Trump Says He's 'Doing Well,' but the Drugs He's on Say Otherwise

Politics
Trump Says He's 'Doing Well,' but the Drugs He's on Say Otherwise
Photo:Drew Angerer (Getty Images)

Hours after White House chief of staff Mark Meadows told reporters that Donald Trump’s condition was “very concerning,” the president, who has been hospitalized since Friday, released a video statement in which he claimed to be “feeling much better.”

“I’m doing very well,” he said in a video posted by the @RealDonaldTrump Twitter account on Saturday evening. “I’ll be back. I think I’ll be back soon.”

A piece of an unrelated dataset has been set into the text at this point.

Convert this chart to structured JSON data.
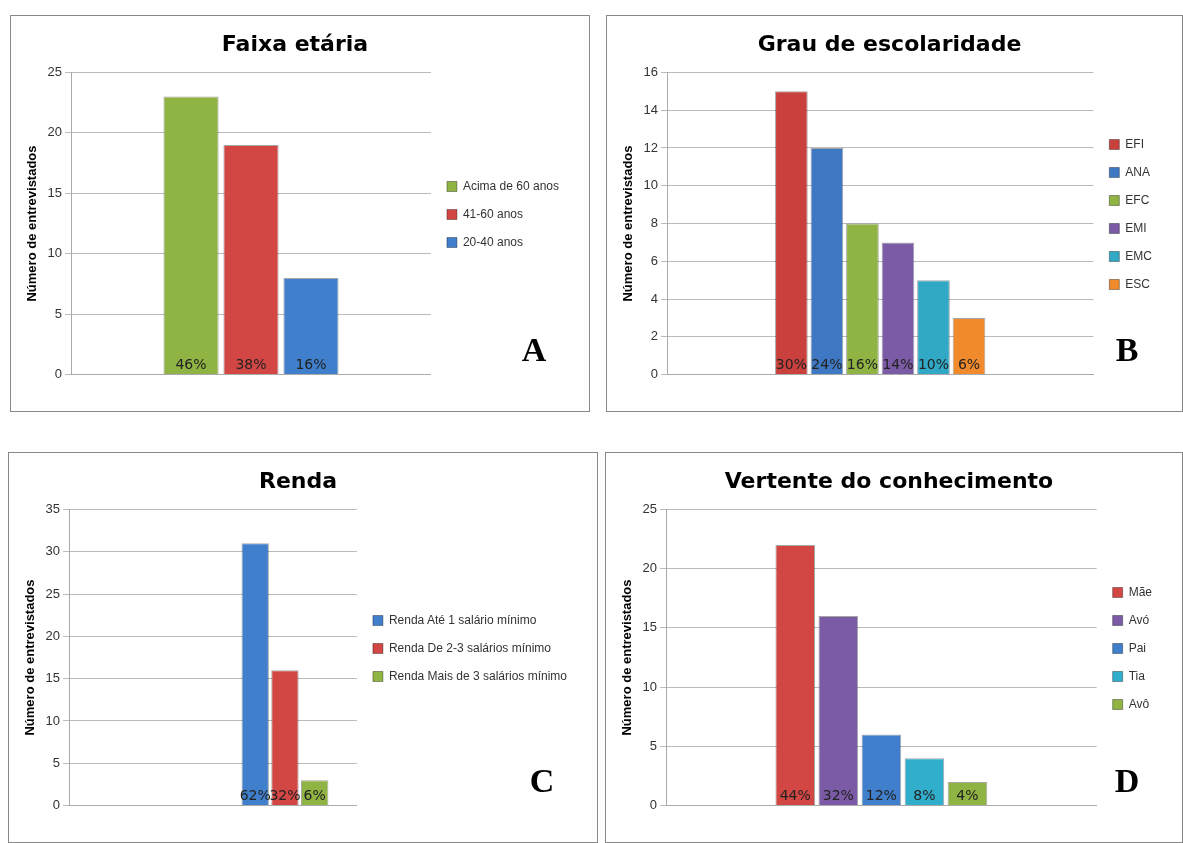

Trump’s medical team seemed to back up that prediction on Sunday morning, Politico reports, with White House physician Dr. Sean Conley announcing that the president could be discharged from Walter Reed National Military Medical Center in Bethesda, Md., “as early as [Monday].”

But those reassurances ring hollower and hollower as details about Trump’s covid treatment emerge.

During Conley’s press briefing on Sunday, the Navy commander confirmed that the president had been given dexamethasone. A common steroid, dexamethasone is usually only recommended for use in patients with severe or critical cases of covid-19, such as those who’ve been hooked up to ventilators or administered supplemental oxygen, which we know the president has been given. Given that, the use of dexamethasone would appear to contradict Trump’s claim that he’s “doing well,” especially when you consider that the steroid can actually harm covid patients with mild cases, as it may suppress the immune system’s ability to fight the virus.

“Nothing matches up,” Ethan Weiss, a University of California, San Francisco, cardiologist told Stat on Sunday. “You can’t say he’s fine and he’s going home tomorrow and by the way he’s getting dexamethasone, which was shown in [a clinical trial] to be helpful in only the sickest patients.”

Beyond dexamethasone and the supplemental oxygen, Trump is also being treated with remdesivir, an antiviral drug that’s also usually reserved for moderately to severely ill covid patients. The president also took a single dose of an experimental drug that’s still being tested in order to boost his antibody count on Friday—totally normal behavior for someone who says he’s doing well.